The other day, when I tried to interest her in the music of Joy Division, she remained aloof. Even when I played Love Will Tear Us Apart seven times straight and said it was in my all time top ten and called on her to listen to the way the drums were so innovatively prominent at the front of the mix, she kept right on staring at her DS. Twelve, six months ago, that wouldn’t have happened: the top ten reference would have lured her in. “Really, Daddy? What are the others?” Well, that’s a hard one, but since you ask, allow me to bore you witless as I sift through the contenders?

Saddest of all, she no longer finds flatulence amusing. Not even a little bit. Women, eh? I’ll never work them out. We were discussing preferred special powers over breakfast and she said I already had one. “What’s that?” I asked. “Farting,” she said. “That’s true,” said my son, sighing proudly, his expression taking on a faraway look, and I knew he was thinking, maybe one day, when I’m a fully grown man, perhaps I’ll be able to break wind like my dad. Thanks, Sam, I said, ruffling his hair, but I don’t think she meant it as a compliment.

In theory I should back off and play it cool, yet in practice, in the time-honoured way of male-female relations, I try ever harder to impress her. Even though, as we chaps all know, or should know, act desperate and you’re toast. I do silly walks past the living room door when she’s watching TV. I concoct limp puns. I perform disrespectful impersonations of members of our extended family. I undermine my wife’s authority on the requirement to tidy up Sylvanians before bedtime. I read out the dialogue from stories in different accents to amuse her, except I can’t do accents very well, so the same character veers from Welsh to Pakistani to West Indian in a single sentence, like some ghastly catch-all racist comic.

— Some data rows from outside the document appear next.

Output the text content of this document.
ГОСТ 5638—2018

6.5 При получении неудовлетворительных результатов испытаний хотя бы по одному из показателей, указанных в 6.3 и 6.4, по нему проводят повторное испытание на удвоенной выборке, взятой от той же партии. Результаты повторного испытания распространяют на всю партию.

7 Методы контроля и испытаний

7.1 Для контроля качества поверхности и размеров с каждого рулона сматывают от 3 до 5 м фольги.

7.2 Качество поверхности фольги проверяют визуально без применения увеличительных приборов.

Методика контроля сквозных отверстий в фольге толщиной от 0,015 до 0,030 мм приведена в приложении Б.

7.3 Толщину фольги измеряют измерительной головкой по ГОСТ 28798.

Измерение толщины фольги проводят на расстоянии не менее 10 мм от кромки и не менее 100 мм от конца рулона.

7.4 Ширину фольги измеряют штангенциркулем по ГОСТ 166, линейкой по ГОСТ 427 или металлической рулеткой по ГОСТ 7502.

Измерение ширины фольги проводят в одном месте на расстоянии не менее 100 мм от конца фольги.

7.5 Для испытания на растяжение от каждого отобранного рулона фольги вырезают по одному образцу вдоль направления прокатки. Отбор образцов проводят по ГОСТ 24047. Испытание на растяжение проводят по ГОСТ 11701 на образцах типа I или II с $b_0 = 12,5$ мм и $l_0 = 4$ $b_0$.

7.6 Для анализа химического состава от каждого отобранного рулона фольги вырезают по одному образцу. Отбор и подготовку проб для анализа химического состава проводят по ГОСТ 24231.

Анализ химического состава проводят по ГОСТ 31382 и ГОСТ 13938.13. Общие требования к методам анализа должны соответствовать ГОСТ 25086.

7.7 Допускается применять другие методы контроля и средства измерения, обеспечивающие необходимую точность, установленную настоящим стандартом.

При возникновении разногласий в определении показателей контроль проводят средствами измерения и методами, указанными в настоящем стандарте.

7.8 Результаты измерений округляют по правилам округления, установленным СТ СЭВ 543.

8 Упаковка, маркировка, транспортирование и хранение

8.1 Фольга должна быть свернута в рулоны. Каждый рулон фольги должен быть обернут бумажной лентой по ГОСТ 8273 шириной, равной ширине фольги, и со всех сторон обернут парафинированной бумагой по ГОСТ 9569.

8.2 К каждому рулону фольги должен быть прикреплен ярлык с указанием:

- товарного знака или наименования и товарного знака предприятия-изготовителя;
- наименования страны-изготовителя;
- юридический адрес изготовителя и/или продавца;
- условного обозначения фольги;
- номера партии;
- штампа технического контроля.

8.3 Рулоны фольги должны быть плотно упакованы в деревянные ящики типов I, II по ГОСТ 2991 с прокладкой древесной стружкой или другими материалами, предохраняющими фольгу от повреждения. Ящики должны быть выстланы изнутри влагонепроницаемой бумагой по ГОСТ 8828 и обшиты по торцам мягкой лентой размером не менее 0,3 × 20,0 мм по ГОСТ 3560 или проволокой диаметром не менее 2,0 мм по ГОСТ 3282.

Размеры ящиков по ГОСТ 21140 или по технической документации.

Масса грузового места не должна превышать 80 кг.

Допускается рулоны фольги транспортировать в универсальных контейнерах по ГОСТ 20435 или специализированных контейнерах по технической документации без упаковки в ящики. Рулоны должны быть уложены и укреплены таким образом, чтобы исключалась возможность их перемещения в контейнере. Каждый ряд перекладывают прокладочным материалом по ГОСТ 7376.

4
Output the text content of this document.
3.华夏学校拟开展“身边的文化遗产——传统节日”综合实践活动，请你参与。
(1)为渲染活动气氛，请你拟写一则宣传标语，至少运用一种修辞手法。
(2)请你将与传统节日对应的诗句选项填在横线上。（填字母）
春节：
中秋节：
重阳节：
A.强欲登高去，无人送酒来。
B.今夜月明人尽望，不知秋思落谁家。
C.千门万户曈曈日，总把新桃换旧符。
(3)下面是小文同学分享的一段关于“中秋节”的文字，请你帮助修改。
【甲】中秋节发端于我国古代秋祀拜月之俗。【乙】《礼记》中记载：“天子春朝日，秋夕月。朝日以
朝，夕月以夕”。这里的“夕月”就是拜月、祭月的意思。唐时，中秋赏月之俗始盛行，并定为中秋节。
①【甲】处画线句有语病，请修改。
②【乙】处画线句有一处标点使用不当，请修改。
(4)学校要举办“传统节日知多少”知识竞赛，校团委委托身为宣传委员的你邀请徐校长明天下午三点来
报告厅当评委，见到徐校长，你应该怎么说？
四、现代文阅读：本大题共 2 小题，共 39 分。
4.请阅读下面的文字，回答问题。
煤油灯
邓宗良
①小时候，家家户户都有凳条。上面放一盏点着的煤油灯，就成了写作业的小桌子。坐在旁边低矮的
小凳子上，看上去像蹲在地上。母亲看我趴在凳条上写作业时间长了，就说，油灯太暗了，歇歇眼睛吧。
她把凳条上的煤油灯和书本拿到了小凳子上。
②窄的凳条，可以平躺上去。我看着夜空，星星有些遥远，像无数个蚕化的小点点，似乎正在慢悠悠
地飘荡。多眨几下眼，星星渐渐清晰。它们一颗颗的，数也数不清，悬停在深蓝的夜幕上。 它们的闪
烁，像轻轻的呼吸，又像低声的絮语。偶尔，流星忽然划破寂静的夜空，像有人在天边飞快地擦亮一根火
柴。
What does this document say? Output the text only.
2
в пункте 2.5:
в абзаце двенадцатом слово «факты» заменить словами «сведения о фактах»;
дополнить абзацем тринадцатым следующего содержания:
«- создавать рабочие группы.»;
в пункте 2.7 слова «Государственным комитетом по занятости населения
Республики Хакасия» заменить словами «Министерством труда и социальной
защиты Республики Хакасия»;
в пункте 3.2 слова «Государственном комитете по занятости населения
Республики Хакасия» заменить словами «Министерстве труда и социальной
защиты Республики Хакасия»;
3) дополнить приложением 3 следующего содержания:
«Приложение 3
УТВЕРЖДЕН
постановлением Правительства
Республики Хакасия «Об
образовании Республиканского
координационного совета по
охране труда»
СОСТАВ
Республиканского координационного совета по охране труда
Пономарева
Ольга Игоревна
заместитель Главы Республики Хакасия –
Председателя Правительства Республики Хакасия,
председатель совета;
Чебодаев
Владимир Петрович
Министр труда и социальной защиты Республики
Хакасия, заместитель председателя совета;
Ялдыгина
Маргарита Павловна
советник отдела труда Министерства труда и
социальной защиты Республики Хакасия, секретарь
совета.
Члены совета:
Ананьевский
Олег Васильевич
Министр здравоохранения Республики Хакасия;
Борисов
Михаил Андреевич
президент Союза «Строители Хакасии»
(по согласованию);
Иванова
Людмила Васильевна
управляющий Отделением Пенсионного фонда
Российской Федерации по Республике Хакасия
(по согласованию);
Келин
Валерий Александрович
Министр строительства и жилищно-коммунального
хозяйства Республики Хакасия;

I start telling a joke, realise the punchline requires an expletive, tell it anyway.

Yet even these transgressions buy me only the briefest reprieve from her scorn. Back in the hall, my journey complete, Rachel, resigned to my arrival, laughed nervously, shrugged, turned to her giggling friends. “Who is this man?” said the gesture. “Do you know this man? I don’t know this man.” Needless to say, my offer of the hat was rejected.